Kamis, 5 Maret 2026, Kamis Pekan Prapaskah II
Bacaan: Yer. 17:5-10; Mzm. 1:1-2,3,4,6; Luk. 16:19-31.
"Ada seorang kaya yang selalu berpakaian jubah ungu dan kain halus, dan setiap hari ia bersukaria dalam kemewahan. Dan ada seorang pengemis bernama Lazarus, badannya penuh dengan borok, berbaring dekat pintu rumah orang kaya itu, dan ingin menghilangkan laparnya dengan apa yang jatuh dari meja orang kaya itu. Malahan anjing-anjing datang dan menjilat boroknya.” (Luk 16: 19 – 21)
Injil mengajak kita selama masa Prapaskah ini untuk kembali menemukan makna cinta melalui belas kasih dan kemurahan hati. Perumpamaan tentang orang kaya dan Lazarus dalam Injil hari ini menantang kita dengan kenyataan ketidakpedulian — kebutaan yang menutup hati terhadap penderitaan orang lain.
Orang kaya tanpa nama, yang dikelilingi oleh kekayaan dan kemewahan, menderita penyakit yang lebih parah daripada Lazarus. Kebutaan rohaninya mencegahnya melihat penderitaan di ambang pintu rumahnya sendiri. Paus Fransiskus memperingatkan bahwa semangat duniawi semacam ini serupa dengan lubang hitam — menelan segalanya dan memadamkan cinta. Tragedi orang kaya bukanlah kekayaannya, melainkan ketidakpeduliannya — kegagalannya mengenali kehadiran Allah dalam diri orang miskin.
Masa Puasa adalah waktu untuk membangkitkan hati kita dari tidur ketidakpedulian. Teriakan orang miskin bukan hanya panggilan minta bantuan, tetapi juga pengingat akan tanggung jawab kita. Mengabaikan penderitaan orang lain sama dengan mengabaikan Allah sendiri, karena belas kasih yang kita tunjukkan kepada orang lain adalah ukuran belas kasih Allah dalam hidup kita. Seperti yang diingatkan oleh mendiang Paus Fransiskus, “Jika aku tidak membuka pintu hatiku untuk orang miskin, pintu itu juga tetap tertutup bagi Allah.”
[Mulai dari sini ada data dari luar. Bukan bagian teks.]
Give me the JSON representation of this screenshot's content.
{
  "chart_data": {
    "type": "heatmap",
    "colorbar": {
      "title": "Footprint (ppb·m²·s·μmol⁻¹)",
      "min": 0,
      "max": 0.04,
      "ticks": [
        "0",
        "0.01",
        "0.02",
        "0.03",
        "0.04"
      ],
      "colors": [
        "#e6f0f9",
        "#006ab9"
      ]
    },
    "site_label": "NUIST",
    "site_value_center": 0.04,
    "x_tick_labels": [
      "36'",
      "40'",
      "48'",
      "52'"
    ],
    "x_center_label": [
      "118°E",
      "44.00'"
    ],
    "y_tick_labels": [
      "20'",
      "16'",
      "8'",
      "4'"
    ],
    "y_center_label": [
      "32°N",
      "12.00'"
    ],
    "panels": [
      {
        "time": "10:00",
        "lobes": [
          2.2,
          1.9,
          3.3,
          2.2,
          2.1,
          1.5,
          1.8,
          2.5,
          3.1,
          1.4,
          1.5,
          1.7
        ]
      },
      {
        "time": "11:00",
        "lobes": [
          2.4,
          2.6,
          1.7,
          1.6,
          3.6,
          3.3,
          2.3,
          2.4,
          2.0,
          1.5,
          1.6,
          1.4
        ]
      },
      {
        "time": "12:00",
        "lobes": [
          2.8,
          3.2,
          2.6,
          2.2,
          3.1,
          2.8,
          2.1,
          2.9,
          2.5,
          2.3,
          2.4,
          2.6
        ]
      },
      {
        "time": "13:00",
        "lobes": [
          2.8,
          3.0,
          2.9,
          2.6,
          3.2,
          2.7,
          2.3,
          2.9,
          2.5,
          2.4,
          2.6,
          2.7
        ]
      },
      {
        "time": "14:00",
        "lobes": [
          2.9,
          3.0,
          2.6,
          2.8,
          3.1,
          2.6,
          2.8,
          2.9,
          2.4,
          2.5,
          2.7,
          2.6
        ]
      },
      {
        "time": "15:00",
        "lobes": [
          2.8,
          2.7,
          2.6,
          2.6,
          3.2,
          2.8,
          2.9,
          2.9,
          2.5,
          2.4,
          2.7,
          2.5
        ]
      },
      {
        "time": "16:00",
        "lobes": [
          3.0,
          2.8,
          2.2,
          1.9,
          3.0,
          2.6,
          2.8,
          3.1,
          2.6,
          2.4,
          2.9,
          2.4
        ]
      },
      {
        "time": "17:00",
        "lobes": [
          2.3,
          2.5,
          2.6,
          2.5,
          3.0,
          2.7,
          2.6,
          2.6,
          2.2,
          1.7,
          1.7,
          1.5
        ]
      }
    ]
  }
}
Kata-kata Santo Basilius Agung menantang kita lebih jauh: “Roti yang kamu simpan adalah milik orang lapar.” Apa yang tidak kita gunakan segera bukanlah milik kita — itu dimaksudkan untuk mereka yang membutuhkan.
Pada masa Prapaskah ini, marilah kita membuka hati kita, membiarkan rahmat Allah mengalir melalui kita. Marilah kita mencari dan mengenali Lazarus-Lazarus di sekitar kita, menawarkan tidak hanya bantuan materi tetapi juga kehangatan belas kasih, martabat, dan cinta.
“Berbahagialah orang yang murah hatinya, karena mereka akan beroleh kemurahan” (Matius 5:7).
Tuhan, bukalah mata hati kami, agar kami dapat mengenali Engkau dalam diri saudara-saudari di sekitar kami, terutama mereka yang tersingkir dan berkekurangan. Amin.